В то время мы не знали, что такого рода непредсказуемость станет новой нормой. На прошлой неделе, после обострения конфликта, когда полицейский застрелил протестующего в  утренние часы пик, и полиция вошла в университетские городки, силовики вступили в ожесточенное столкновение со студентами, и большая часть города была парализована. Дороги были заблокированы протестующими и полицией, в то время   многие автобусные маршруты и станции метро были закрыты.

Каждая вспышка означает, что люди, оказавшиеся вне дома, также неспособны попасть на работу. Даже те, кому удается добраться до работы, не уверены, смогут ли они вернуться домой обратно. Многие из тех, кто работает в финансовом районе, не осмеливаются выходить на обед, поскольку полиция бросает слезоточивый газ в протестующих офисных работников. Общественная жизнь прекращается, рестораны и магазины закрываются рано, а концерты и мероприятия отменяются. Для многих это фактически комендантский час.

Протесты затрагивают даже планы на свадьбу — друг должен был искать другую церковь, чтобы обеспечить безопасность своих гостей.
По мере того как жизнь каждого человека рушится, эмоции переполняют край: отношения становятся напряженными, во многих семьях разногласия и дружба распадается. Случайные разговоры перерастают в жаркие споры; одни находятся в желтом (продемократическом) лагере, другие — в синем (прокитайском / правительственном) лагере — между людьми пролегла разделительная линия.

Супружеские пары становятся отчужденными друг другу. Родители и дети перестают разговаривать друг с другом. Друзья стараются не упоминать политику за обеденным столом, но не всегда это получается.

Многие из моих друзей, особенно те, у кого есть семьи, планируют эмигрировать из опасений, что детям придется расти в обществе, где будут потеряны основные ценности Гонконга.

Я не знаю, смеяться ли мне или плакать, когда я вижу, как дети играют в «черных полицейских» и «протестующих» и бросают друг в друга «слезоточивый газ». Я думаю, что недавние волнения уже оставили в их душе неизгладимый след и останутся в их памяти на всю оставшуюся жизнь.
Учитывая, что большинство людей в Гонконге — это дети и внуки беженцев, покинувших Китай во время войны, из-за голода и политических потрясений, это довольно важно.

Мои бабушка и дедушка сбежали вместе с семьями в переполненном поезде в Гонконг в 1949 году, за несколько месяцев до того, как коммунистическая партия установила контроль над Китаем. Мой отец рассказывал, как они спали на столах и стульях, когда они только приехали.
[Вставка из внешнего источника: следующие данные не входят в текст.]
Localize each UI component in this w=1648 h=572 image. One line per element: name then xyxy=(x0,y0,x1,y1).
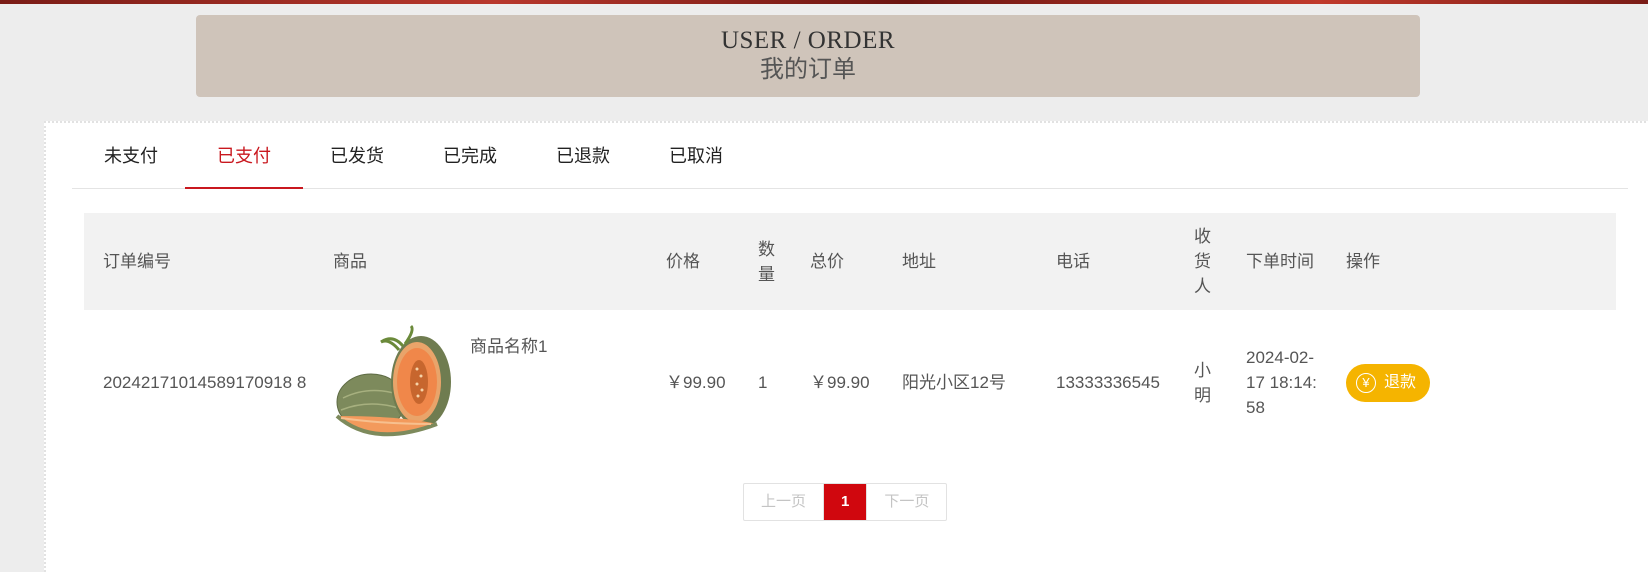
current-page-button[interactable]: 1 xyxy=(824,484,867,520)
banner-title-cn: 我的订单 xyxy=(760,57,856,83)
cell-address: 阳光小区12号 xyxy=(902,373,1006,392)
tab-shipped[interactable]: 已发货 xyxy=(298,123,416,188)
product-name[interactable]: 商品名称1 xyxy=(470,334,547,359)
header-qty: 数量 xyxy=(739,213,791,310)
yen-icon: ¥ xyxy=(1356,372,1376,393)
orders-table: 订单编号 商品 价格 数量 总价 地址 电话 收货人 下单时间 操作 20242… xyxy=(84,213,1616,455)
header-phone: 电话 xyxy=(1037,213,1175,310)
header-address: 地址 xyxy=(883,213,1037,310)
cell-time: 2024-02-17 18:14:58 xyxy=(1246,348,1317,417)
orders-panel: 未支付 已支付 已发货 已完成 已退款 已取消 订单编号 商品 价格 数量 总价… xyxy=(44,121,1648,572)
tab-completed[interactable]: 已完成 xyxy=(411,123,529,188)
refund-button[interactable]: ¥ 退款 xyxy=(1346,363,1431,402)
cell-action: ¥ 退款 xyxy=(1327,310,1616,455)
cell-phone: 13333336545 xyxy=(1056,373,1161,392)
product-info: 商品名称1 xyxy=(333,310,647,455)
header-order-no: 订单编号 xyxy=(84,213,314,310)
cell-total: ￥99.90 xyxy=(810,373,870,392)
cell-product: 商品名称1 xyxy=(314,310,647,455)
cell-qty: 1 xyxy=(758,373,768,392)
pagination: 上一页 1 下一页 xyxy=(743,483,948,521)
banner-title-en: USER / ORDER xyxy=(720,27,896,54)
header-price: 价格 xyxy=(647,213,739,310)
header-action: 操作 xyxy=(1327,213,1616,310)
header-total: 总价 xyxy=(791,213,883,310)
header-time: 下单时间 xyxy=(1227,213,1327,310)
top-decor-strip xyxy=(0,0,1648,4)
refund-button-label: 退款 xyxy=(1384,374,1417,391)
tab-paid[interactable]: 已支付 xyxy=(185,123,303,189)
product-image-melon[interactable] xyxy=(333,324,457,444)
tab-cancelled[interactable]: 已取消 xyxy=(637,123,755,188)
cell-price: ￥99.90 xyxy=(666,373,726,392)
table-header-row: 订单编号 商品 价格 数量 总价 地址 电话 收货人 下单时间 操作 xyxy=(84,213,1616,310)
cell-order-no: 20242171014589170918 8 xyxy=(103,373,307,392)
page-banner: USER / ORDER 我的订单 xyxy=(196,15,1420,97)
header-receiver: 收货人 xyxy=(1175,213,1227,310)
table-row: 20242171014589170918 8 商品名称1 ￥99.90 1 ￥9… xyxy=(84,310,1616,455)
prev-page-button[interactable]: 上一页 xyxy=(744,484,825,520)
next-page-button[interactable]: 下一页 xyxy=(866,484,946,520)
tab-unpaid[interactable]: 未支付 xyxy=(72,123,190,188)
order-status-tabs: 未支付 已支付 已发货 已完成 已退款 已取消 xyxy=(72,123,1628,189)
tab-refunded[interactable]: 已退款 xyxy=(524,123,642,188)
header-product: 商品 xyxy=(314,213,647,310)
cell-receiver: 小明 xyxy=(1194,360,1211,405)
Международный мегаполис и региональный финансовый центр, Гонконг, который мы видим сегодня, был построен всего за несколько десятилетий после второй мировой войны, благодаря тяжелой работе моих предков и беженцев, подобных им.
Спустя всего одно-два поколения, их потомкам снова придется бежать.

Большинство гонконгцев не могут позволить себе эмигрировать. И они прекрасно знают, что Китай является мощным режимом, с которым у них нет средств для борьбы.

Я спрашивала многих протестующих, почему они продолжают участвовать в бесконечных уличных битвах с полицией, где получают только ранения и аресты — с обвинениями в бунте, несущими максимальный срок наказания до десяти лет — когда мало надежды на победу. Я сказала, что после пяти месяцев сопротивления и обостренных действий, они дали властям повод для проведения драконовской политики, и у жителей Гонконга осталось меньше гражданских свобод, чем было  с самого начала.

Они говорят, что мирные протесты ни к чему не привели, и они не боятся жертвовать своей жизнью в последней битве за Гонконг. «Если мы горим, то мы горим вместе с Гонконгом!» — говорят они. «Гонконг все равно умирает, так что вступили в  последнюю борьбу за него».

Мне было больно от их безнадежности, но я предупредила их, что история полна примеров насильственных революций, свергавших одну диктатуру, только для того, чтобы заменить ее другой диктатурой.

«А какое у вас будет решение?» — спросили они. И я не знала, что им ответить.